Jika RUU TPKS ini telah menjadi hak inisiatif DPR, Gugus Tugas akan segera melakukan langkah lanjutan seperti penjaringan aspirasi pada masyarakat sipil dan kelompok akademik. ”Berikutnya juga kita menunggu surat dari Presiden kepada DPR, termasuk juga penyerahan daftar DIM-nya,” kata Moeldoko.
Perpanjangan Gugus Tugas
Selain itu, masa tugas Gugus Tugas RUU TPKS yang telah berakhir pada Desember 2021 akan diperpanjang minimal enam bulan. ”Enam bulan ke depan akan sedikit kita perluas untuk mengantisipasi dinamika yang akan terjadi di depan seperti apa,” ujar Moeldoko.
Edward OS Hiariej, yang merupakan Ketua Gugus Tugas RUU TPKS, menyebut, pihaknya sudah lima kali melakukan pembahasan RUU TPKS dengan DPR. Menurut Edward, proses pembahasan itu berjalan efektif sehingga dapat menyamakan persepsi di antara kedua belah pihak.
Gugus Tugas juga sudah lima kali berkomunikasi dengan DPR. ”Sudah lima kali konsinyering dengan DPR dan selama konsinyering itu, meski itu dilakukan informal, tapi ternyata sangat efektif untuk menyamakan persepsi, menyamakan frekuensi terhadap kebutuhan-kebutuhan yang perlu diatur di dalam RUU TPKS. Saya kira tidak ada masalah lagi ya,” kata Edward.
Sejumlah mobil diparkir di depan mural berisi seruan untuk mendorong pengesahan Rancangan Undang-Undang Tindak Pidana Kekerasan Seksual yang dibuat di tembok Stadion Kridosono, Yogyakarta, Senin (10/1/2021).
Menurut Edward, draf terakhir beleid tersebut tertanggal 17 November 2021. Saat ini, draf itu telah diinventarisasi dan disiapkan.

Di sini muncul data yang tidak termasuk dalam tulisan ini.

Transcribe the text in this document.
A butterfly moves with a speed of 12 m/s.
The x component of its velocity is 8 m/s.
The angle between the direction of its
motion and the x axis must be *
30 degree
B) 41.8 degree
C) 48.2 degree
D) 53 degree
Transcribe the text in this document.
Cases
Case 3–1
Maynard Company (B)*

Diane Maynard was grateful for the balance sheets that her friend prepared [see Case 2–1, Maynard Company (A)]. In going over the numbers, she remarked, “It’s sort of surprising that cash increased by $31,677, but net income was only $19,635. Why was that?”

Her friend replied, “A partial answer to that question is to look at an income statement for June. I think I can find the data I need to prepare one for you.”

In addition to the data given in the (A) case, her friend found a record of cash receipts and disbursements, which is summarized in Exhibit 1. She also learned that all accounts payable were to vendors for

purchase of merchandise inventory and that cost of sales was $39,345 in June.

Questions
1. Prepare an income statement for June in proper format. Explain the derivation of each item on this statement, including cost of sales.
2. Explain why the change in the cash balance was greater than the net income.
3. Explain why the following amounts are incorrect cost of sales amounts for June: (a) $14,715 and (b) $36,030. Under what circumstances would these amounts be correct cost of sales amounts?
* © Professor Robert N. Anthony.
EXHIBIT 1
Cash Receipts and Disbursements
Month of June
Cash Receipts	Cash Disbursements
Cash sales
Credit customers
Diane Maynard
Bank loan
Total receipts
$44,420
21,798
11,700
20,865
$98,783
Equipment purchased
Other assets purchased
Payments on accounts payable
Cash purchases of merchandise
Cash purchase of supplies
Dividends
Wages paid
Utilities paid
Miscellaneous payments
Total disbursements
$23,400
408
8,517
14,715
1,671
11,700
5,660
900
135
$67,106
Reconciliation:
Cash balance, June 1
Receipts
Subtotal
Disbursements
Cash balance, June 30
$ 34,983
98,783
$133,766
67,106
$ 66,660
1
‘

Tinggal persoalan prosedural yang perlu diselesaikan di DPR. ”Karena ini adalah RUU inisiatif DPR dan kemudian akan disahkan dalam paripurna kita akan meminta dari publik, kemudian surat dari presiden disertai daftar inventarisasi masalah,” ungkapnya.
Ia menyebut beberapa substansi dalam RUU TPKS, yakni aspek pencegahan, aspek tindak pidana, persoalan hukum acara yang terkait dengan rehabilitasi, termasuk di dalamnya adalah perlindungan terhadap korban, restitusi, dan kompensasi.
Edward juga menegaskan bahwa pemerintah menargetkan agar RUU ini dapat disahkan secepatnya. Sebab, pengesahan rancangan beleid ini sudah menjadi political will negara. ”Kalau ditanya kapan (target), ya saya jawab juga kira-kira secara diplomatis lebih cepat lebih baik, as soon as better. Kalau bisa Februari ya Februari, kalau bisa akhir Januari ya akhir Januari, Maret ya Maret,” katanya.